Age and month of infection are important factors influencing the distribution of pathogens. Our study found that in children younger than 18 years, the detection rate of Mp tended to increase with increasing age, while the detection rate of RSV was the opposite, which was consistent with the results of studies in Beijing, Shanghai, and Huzhou [9, 32, 37]. The coinfections rate was higher in children aged 1–3 years than in other age groups. This finding was consistent with that reported by Song et al. in a previous study [38]. It is well known that pathogen distribution can be affected by seasonality, and climate as an important factor can alter the duration of the pathogen in the environment [39]. In our study, we found that there were differences in the distribution of pathogens in different months. Mp had the highest detection rate in October and showed an opposite trend to RSV in June-October. This may be related to the different epidemiological seasons of Mp and RSV, with Mp being detected in all seasons, with a slightly higher rate in spring and autumn, and RSV being detected at a higher rate in winter and spring [40].

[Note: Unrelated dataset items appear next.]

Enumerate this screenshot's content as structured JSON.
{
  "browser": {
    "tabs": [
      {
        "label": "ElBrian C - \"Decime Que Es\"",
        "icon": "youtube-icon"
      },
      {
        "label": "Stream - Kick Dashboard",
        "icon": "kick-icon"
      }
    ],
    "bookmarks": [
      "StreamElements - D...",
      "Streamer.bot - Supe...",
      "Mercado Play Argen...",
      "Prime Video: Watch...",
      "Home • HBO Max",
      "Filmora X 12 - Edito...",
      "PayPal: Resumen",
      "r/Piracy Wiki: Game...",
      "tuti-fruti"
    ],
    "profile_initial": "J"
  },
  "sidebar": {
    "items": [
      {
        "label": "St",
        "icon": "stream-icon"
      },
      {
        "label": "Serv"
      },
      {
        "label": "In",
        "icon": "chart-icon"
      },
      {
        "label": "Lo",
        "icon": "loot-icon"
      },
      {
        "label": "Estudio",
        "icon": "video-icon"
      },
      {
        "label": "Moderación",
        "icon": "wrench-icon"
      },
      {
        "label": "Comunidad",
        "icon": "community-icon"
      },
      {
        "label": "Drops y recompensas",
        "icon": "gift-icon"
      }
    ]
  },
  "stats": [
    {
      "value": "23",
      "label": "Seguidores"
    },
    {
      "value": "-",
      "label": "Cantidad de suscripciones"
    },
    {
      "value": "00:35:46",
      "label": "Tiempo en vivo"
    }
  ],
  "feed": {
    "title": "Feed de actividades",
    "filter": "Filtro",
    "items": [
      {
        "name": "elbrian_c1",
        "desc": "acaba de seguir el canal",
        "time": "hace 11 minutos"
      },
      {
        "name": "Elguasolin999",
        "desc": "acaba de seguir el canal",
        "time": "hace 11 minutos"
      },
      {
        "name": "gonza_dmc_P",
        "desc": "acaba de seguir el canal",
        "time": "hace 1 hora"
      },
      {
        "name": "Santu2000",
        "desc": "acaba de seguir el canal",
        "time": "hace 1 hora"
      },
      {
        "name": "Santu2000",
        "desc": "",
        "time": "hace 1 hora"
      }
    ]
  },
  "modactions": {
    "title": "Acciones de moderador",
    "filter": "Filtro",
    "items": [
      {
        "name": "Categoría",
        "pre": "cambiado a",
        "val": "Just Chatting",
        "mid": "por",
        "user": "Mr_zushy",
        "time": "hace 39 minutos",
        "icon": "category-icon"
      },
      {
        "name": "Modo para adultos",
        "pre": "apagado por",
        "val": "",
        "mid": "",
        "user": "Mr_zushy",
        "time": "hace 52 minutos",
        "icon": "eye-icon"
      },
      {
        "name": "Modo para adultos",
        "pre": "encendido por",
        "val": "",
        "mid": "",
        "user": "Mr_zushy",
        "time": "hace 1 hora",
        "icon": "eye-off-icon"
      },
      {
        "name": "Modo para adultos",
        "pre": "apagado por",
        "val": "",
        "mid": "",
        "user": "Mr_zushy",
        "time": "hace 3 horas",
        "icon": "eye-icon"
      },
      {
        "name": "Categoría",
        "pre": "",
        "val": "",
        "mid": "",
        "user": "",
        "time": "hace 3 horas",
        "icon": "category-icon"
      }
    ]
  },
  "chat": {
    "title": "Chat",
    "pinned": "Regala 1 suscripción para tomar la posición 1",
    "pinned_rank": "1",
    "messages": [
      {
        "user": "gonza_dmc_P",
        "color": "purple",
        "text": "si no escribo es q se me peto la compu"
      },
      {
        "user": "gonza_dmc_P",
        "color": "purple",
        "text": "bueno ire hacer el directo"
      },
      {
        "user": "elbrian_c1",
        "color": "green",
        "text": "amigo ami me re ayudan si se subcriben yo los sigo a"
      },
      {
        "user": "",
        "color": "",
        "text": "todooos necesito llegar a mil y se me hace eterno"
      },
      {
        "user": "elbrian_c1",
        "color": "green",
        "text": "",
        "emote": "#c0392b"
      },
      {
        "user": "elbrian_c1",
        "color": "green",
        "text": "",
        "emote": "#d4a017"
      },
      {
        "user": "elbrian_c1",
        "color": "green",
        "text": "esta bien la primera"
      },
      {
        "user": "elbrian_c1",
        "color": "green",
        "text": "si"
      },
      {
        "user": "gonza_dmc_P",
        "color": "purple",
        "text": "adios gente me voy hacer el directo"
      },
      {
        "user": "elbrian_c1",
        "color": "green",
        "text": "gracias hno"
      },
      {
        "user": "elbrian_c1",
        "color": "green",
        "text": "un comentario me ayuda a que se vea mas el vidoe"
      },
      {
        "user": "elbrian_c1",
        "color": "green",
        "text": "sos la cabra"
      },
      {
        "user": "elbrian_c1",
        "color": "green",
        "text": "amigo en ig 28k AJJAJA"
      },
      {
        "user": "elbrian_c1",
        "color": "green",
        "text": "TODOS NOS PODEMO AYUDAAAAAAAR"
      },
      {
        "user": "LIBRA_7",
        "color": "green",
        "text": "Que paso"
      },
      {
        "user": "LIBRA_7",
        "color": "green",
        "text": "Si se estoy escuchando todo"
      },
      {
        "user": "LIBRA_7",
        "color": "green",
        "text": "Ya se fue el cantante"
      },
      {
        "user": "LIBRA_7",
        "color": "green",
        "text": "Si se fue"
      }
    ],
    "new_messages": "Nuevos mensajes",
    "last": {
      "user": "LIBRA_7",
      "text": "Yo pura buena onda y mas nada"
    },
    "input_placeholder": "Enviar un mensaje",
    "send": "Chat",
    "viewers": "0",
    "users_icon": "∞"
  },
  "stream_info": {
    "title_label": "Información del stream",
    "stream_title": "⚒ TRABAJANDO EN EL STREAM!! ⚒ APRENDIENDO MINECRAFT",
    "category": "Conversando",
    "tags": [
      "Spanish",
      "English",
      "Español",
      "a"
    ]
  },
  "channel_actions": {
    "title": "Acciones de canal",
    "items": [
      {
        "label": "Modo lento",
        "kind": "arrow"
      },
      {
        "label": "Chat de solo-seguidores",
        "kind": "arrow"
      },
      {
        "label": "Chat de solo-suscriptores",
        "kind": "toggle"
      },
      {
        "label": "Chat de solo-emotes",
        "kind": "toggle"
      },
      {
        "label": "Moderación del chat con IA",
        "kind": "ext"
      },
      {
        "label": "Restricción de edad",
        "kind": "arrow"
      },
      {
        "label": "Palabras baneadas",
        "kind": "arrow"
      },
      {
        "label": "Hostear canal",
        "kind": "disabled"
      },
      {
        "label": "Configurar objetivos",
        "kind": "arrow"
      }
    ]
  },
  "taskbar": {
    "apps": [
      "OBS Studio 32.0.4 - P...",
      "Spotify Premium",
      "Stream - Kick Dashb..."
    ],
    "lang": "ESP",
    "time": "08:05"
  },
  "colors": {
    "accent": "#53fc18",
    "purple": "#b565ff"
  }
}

Our study has several limitations. First, our study lacked clinical symptoms of respiratory infections and laboratory data to investigate the relationship between pathogenic coinfections and severity of respiratory symptoms. Second, we did not test for typing of Mp and common respiratory viruses such as HRV/RSV/HPIV, nor did we test for respiratory bacteria or fungi. This would limit detection of the full spectrum of present respiratory viruses and underestimate viral and/or bacterial coinfections in patients with ARIs. Finally, the scope of our single-center study included only six districts and counties in Quzhou City, and the enrollment period was less than one year. Therefore, our results may not be generalizable to other areas of the country. In addition, the pathogenicity of many viruses, such as HRV and RSV, is affected by seasonal variations; therefore, the scope of our study was an important limitation in studying seasonal variations of respiratory pathogens, and future studies should cover multiple seasons.